Another useful set of operations would be equivalents to the Numpy Universal functions (ufuncs), or a subset. These are well documented (https://numpy.org/doc/stable/reference/ufuncs.html) and would be fairly easy to implement, especially for ones that could be handled with a chunk iterator.

Since the scope of possible operations is so large and in some part, organization specific, it would be useful to have a plug in architecture of some sort so that customized sets of operators could be created.
One approach would be to have docker compose or kubernetes yaml file just use an image that contains the desired operation handlers. The inter-dependency between the TN and SN/DN nodes it quite small, since the TN will use either the standard HDF REST API to talk to the SN, or the small set of requests to the DN /tasks API to get and update task assignments.

It might be usefl to adopt and approach similar to what The HDF Group uses for compression filters: There's a standard set of filters supported by The HDF Group, a clearinghouse to that is used to identify filters supported by 3rd parties, and a plugin mechansim that allows 3rd party filters to be accessed by the library. The corresponding approach for task operations would be a set of operations supported by The HDF Group, a documented set of operations supported by 3rd parties, and the ability to build a docker image that supports the standard plus desired 3rd party set of operations.

Othe Issues

Performance

As each TN node will only perform one task at a time, the TN process will often be in an idle state waiting on I/O operations to complete (in contrast to how the SN/DNs work using task oriented parallelism).

On the other hand, "the one task at a time approach" simplifies the work flow and enables the use of synchronous APIs (e.g. the TN could use the h5pyd package rather than the REST API).

To increase the performance of task processing, the number of TN containers could be scaled as needed. In Kubernetes, some form of dynamic scaling would be possible.

Security

At least the HDF Group supported operations should not allow arbitrary code as arguments. Otherwise, it would be challenging to restrict HSDS taking harmful actions on the direction of a malicious client.

In environments where the clients are trusted, more latitude could be given - e.g. an operations that says: "run this python code".

Denial of Service

Even with a baseline set of operations, it would be easy enough for a client to send a series of requests that use up all the processing capacity of the TNs and limit the ability of other clients to submit tasks. It might be useful to have a configuable limit on the number of tasks permitted per user.

Halting problem

Related to the DOS issue, imagine an operation that (intentially or not) results in the operation never completing.

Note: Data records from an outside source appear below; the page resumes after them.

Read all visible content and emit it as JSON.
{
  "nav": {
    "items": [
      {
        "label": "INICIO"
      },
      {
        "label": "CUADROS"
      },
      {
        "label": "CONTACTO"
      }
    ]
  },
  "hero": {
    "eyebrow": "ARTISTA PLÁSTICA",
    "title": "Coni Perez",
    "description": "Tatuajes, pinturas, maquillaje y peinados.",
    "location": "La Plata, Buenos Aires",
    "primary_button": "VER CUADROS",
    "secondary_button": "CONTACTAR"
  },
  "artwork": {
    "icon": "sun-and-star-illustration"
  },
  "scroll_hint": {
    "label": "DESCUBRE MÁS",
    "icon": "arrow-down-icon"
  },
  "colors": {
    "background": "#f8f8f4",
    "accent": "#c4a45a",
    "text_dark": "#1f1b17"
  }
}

The effect would be no new tasks being started, and a potentialy wasteful use of CPU resources.

The should not be an issue with a well defined set of baseline tasks, but becomes a bigger issue the more latitude you give in terms of what an operation could do (e.g. running arbitrary code).

In the nearterm, the best way to deal with this would be some sort of operator initiated action to terminate the offending container and delete the task.